Le chiese, le confraternite, la devozione popolare.
Racconigi ospita chiese che sono grandi espressioni di architettura, perlopiù barocca, o importanti contenitori di opere di eccellenti artisti del ‘7 e dell’800, i secoli d’oro della storia cittadina.
È una stagione artistica molto felice, alla quale danno grandi contributi architetti come Francesco Gallo, Carlo Castelli e, più parzialmente, Bernardo Antonio Vittone; il pittore Claudio Francesco Beaumont ed artisti della sua schiera quali Michele Antonio Milocco e Vittorio Blanchery; scultori come Stefano Maria Clementi, Giuseppe Plura, Giovanni Battista Bernero.
Negli affreschi si impone, per mano di artisti come i fratelli Pozzo, il modenese Giuseppe Dallamano ed il racconigese Francesco Cuniberti, il gusto per il quadraturismo, la cosiddetta pittura dell’inganno che si basa su finte architetture e suggestivi trompe l’oeil.
Si tratta talvolta di costruzioni grandiose, come nel caso delle Parrocchiali di San Giovanni Battista e di Santa Maria Maggiore, quasi costruite mattone su mattone dai cittadini; e della chiesa del convento-seminario dei padri predicatori che è popolarmente chiamata San Domenico.

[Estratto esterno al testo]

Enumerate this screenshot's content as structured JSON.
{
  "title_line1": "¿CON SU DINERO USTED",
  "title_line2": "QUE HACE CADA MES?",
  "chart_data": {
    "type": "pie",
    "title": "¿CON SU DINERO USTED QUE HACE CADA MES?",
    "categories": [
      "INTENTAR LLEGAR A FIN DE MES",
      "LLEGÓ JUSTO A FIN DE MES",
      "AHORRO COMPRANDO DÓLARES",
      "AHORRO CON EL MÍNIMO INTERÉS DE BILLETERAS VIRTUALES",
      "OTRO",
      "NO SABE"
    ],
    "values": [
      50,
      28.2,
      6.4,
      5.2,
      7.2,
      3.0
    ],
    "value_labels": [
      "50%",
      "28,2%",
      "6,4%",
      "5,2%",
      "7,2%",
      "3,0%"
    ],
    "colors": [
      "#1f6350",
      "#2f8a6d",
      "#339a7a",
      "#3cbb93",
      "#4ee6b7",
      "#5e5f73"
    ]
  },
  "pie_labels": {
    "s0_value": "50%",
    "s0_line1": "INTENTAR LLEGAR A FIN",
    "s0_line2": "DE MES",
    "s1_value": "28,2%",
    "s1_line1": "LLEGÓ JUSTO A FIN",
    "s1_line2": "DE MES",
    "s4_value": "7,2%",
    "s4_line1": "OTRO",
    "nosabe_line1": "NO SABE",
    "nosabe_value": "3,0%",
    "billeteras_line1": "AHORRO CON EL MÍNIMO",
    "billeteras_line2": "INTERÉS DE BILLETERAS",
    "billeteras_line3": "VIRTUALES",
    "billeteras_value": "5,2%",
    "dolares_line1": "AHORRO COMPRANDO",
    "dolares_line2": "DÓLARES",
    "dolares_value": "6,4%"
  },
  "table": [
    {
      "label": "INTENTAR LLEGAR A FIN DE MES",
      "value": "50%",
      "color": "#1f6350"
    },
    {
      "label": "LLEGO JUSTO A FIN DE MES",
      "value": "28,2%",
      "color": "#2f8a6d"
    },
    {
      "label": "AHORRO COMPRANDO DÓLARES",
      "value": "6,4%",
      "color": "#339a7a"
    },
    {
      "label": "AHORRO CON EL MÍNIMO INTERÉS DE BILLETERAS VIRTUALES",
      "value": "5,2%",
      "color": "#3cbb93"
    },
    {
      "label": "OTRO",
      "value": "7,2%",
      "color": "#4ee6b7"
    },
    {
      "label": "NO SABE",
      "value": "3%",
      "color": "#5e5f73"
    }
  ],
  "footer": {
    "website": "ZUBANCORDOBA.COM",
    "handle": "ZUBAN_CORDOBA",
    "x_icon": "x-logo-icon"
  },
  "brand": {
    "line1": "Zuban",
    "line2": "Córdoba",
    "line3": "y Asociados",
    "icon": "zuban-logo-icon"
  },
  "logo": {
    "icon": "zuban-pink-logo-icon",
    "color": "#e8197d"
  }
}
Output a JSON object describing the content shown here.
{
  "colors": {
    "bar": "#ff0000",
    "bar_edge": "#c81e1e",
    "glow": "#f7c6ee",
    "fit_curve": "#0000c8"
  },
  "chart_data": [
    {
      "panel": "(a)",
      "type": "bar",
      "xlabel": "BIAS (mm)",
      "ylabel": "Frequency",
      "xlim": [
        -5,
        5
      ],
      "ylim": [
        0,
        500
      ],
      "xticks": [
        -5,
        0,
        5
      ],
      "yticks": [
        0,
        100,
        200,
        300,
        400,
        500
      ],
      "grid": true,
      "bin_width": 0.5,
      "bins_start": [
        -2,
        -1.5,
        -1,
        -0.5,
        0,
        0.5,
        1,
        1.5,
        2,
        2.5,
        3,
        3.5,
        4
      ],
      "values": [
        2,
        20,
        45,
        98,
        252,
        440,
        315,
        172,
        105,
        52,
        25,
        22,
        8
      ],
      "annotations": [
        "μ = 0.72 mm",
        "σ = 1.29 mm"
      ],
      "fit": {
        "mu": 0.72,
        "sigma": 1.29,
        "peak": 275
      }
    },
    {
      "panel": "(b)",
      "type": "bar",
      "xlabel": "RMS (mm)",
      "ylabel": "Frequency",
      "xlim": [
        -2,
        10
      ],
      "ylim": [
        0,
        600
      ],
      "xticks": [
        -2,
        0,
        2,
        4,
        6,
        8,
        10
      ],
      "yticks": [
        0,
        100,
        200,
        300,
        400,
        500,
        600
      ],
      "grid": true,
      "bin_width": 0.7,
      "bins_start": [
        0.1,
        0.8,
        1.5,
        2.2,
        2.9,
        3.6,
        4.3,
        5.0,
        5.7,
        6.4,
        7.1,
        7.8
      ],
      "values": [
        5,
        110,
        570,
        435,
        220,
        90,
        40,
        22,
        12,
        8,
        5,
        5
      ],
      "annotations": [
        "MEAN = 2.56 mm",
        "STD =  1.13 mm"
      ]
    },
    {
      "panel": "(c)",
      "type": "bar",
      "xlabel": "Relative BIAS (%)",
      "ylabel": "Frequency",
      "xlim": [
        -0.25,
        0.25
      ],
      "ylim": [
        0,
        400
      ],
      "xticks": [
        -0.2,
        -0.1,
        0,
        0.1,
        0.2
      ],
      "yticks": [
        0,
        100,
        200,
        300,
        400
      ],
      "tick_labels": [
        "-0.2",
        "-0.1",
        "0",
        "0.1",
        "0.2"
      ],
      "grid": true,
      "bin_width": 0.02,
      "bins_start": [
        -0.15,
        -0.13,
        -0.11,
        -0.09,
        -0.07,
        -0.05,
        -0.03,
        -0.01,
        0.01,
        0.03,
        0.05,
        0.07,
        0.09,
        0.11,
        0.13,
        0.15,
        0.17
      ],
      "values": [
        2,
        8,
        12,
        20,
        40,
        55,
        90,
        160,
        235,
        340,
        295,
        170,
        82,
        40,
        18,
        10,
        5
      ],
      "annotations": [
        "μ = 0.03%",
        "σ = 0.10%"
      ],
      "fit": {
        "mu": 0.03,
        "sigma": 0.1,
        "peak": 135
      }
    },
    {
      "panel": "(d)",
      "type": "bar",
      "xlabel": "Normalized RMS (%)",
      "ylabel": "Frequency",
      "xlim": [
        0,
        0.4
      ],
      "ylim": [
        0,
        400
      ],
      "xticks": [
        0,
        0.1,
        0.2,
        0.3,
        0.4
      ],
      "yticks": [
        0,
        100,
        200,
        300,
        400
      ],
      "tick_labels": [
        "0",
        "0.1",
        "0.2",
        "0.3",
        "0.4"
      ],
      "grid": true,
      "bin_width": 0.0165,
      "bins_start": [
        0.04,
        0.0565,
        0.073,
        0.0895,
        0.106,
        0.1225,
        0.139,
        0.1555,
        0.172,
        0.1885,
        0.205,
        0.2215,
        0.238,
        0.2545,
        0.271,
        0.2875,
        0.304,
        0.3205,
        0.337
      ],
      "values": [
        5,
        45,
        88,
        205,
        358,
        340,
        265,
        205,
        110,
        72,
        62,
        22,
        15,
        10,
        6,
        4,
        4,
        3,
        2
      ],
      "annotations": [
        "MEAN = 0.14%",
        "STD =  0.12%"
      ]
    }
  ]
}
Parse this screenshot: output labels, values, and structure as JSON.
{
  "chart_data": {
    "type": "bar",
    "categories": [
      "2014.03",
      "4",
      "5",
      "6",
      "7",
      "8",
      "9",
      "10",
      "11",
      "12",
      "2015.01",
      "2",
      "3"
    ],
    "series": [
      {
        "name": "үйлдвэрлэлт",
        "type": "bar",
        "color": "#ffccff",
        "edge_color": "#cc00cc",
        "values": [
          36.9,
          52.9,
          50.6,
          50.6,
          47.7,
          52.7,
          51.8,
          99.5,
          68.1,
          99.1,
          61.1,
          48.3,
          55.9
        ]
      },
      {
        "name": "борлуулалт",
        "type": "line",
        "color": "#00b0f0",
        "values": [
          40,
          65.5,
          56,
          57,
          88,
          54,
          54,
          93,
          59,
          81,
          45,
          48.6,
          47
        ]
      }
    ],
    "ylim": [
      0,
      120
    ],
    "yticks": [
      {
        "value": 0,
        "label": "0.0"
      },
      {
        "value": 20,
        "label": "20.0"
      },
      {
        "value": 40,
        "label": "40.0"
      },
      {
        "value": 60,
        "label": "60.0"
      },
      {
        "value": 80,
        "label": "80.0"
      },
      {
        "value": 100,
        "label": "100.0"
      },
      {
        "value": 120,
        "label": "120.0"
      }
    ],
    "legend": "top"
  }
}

In altri casi, non sono tanto le dimensioni a sorprendere, quanto il corredo artistico, e qui il pensiero va subito alla Madonna della Porta ed ai suoi splendidi stucchi. Decisamente singolare è poi il mix di originalità devozionale e di “regal benevolenza” che sono all’origine del Santuario della Beata Vergine delle Grazie, il piccolo Pantheon. Mentre, ospitando oggi la Biblioteca Civica, il Convento di Santa Chiara sembra voler ancora mantenere la sua secolare vocazione di stanza segreta dello spirito. Tuttavia, c’è un aspetto della religiosità racconigese che va oltre i pur importanti ambiti della storia dell’arte, ed è costituito dal contesto in cui molti edifici sacri hanno preso forma.
Qui si entra davvero nella dimensione del romanzo popolare, di quella piccola cronaca quotidiana che si sprigiona dal “senso” anziché dall’estetica.
Sono le storie delle donne, degli uomini e dei bambini che partecipavano alla vita delle Confraternite e delle Compagnie e che, accanto alle opere di culto, provvedevano ai bisogni materiali della popolazione dando da mangiare agli affamati, vestendo gli ignudi, visitando i carcerati e gli infermi, alloggiando i pellegrini. Era una sorta di welfare, spontaneamente elargito, che è ancora oggi importante saper cogliere quando si calcano le navate o anche semplicemente si ammirano le strutture esterne di San Giovanni Decollato (sede dei Battuti Neri), di Santa Croce (sede dei Battuti Bianchi) o del Nome di Gesù (sede della compagnia omonima). Allo stesso modo, arrivando alla semplicissima chiesa del convento-seminario San Francesco non si può non andare con il pensiero agli anni terribili delle grandi pestilenze che videro in quei frati la prima e più coraggiosa espressione di una protezione civile ante litteram, mentre la povera gente implorava San Rocco e la Beata Caterina recitando il libera nos dal morbo che troppe volte nasceva dalla guerra e dalla fame.